AMÊSA OU A CANÇÃO DO DESESPERO
Amêsa ou a Canção do Desespero é o retrato da dualidade de uma mulher, que nos chega pelos corpos das actrizes Claudia Rosa Pucuta e Sunny Dilage.
O espetáculo inicia com o confronto, os dois lados de Amêsa num jogo de movimentos dançantes, intensificado pelo ritmo do batuque. Não há no entanto, verdadeira dualidade, mas antes versões semelhantes da mesma pessoa. A intensidade do desespero e da solidão levou Amêsa a criar outra versão de si, por forma a lidar com a tristeza das suas memórias, com o desespero da sua solidão. Numa viagem imaginária pelo rio, somos levados por Amêsa pelas recordações da sua infância. A mudança, na infância, do interior para a cidade, deixando para trás o rio e a selva que sempre conheceu.

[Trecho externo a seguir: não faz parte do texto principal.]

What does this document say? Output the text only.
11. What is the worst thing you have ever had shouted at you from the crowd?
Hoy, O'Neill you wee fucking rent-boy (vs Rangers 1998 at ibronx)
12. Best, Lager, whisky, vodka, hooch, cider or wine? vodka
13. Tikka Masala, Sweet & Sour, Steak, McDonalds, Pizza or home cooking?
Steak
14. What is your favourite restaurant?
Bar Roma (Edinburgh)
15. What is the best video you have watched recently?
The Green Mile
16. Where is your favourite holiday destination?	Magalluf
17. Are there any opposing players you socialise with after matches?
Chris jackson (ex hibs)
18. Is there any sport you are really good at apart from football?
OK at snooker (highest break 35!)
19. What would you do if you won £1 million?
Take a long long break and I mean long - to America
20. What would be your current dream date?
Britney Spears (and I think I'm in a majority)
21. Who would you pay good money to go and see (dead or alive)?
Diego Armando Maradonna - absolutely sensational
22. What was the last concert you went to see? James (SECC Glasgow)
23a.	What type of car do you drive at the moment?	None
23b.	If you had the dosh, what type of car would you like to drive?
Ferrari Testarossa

O definhamento e consequente morte da mãe, que nunca foi feliz com a mudança. O abandono pelo pai, desinteressado que era. No meio da tristeza, um rasgo de felicidade. O amor e o seu acto concreto trazem alguma medida de alegria a Amêsa, mesmo que momentâneo. No entanto, até isso é manchado pelo desespero, quando o fruto desse amor morre.
Aí, Amêsa afunda-se em si mesma, conversando com o outro lado de si, inflamando a tristeza e a dor exponencialmente numa tentativa de as consumir para poder retornar a sim mesma. Usando memórias de brincadeiras de criança, Amêsa alterna entre a alegria de reproduzir essas memórias e o desespero das perdas que sofreu, numa espiral que termina numa morte viva, até ao fim presa nas recordações e no desespero.
PALCO 1
O romance saramaguiano Ensaio sobre a Lucidez, que faz parelha em exponencial alegórico com o Ensaio Sobre a Cegueira, possui as graças e aparos para uma modelação dramatúrgica, como nos comprovou Caplan Neves e João Branco (dramaturgo e encenador, pela ordem). Assim, contaminaram o Centro Cultural de Mindelo com uma A PESTE BRANCA, que é, afinal, muito mais de que uma mera invisualidade ocular. A catastrofização político-social que pode resultar de uma maioria percentual de votos brancos, não teria sido melhor acendida senão pela tocha da intervencionalidade estético-discursiva do legado épico bretchiano, a qual é possante em toda a direção cénica.
A PESTE BRANCA
Grupo de Teatro do Centro Cultural Português do Mindelo Po Djam NeginO elenco basilar – com especial destaque para o retorno dionisíaco de Manuel Estêvão aos palcos Mindelactenses, e ao estrionismo cacafónico caricatural do pequeno grande Hugo Paz (equilibrados pela contenção assertiva da personagem vivida por Sílvia Lima) - são o cast acertado para estética satírica adotada que ao fim e ao cabo faz tão bem o ridendo castigat mores. Emerson Henriques, sempre presente, e embora com menos expressão e aparição diegética, arrebata a cena quando intervém, com a sua vocalização anticonvencional e cartonesca da autoridade política. Não vamos também esquecer, Daniela Santos que abre o ato com um número musical catártico e depois nos entrega, pontualmente, uma personagem ambígua e maliciosamente cínica.
A aparição surpresa de Lisa Santos que retumba versos de exortação fazem o pano cair no interior dos sentidos. Por fim, seria injusto deixar de fora o boom à la tabanka de um maestro-encenador que nunca se vê (mas que é sempre visto através de tudo o que compõe) e é ouvido a cada acentuação dos baticardiacos da tensão cénica. E sim, os figurantes de uma milícia governamental, são uma minoria significativa, mas que não podiam faltar para a ordem símbolica ganhar pujança. Peste Branca é uma adaptação que conhece o seu público e sabe o que lhes dizer e porque lhes tem de dizer. Atual e perigosamente revolucionário.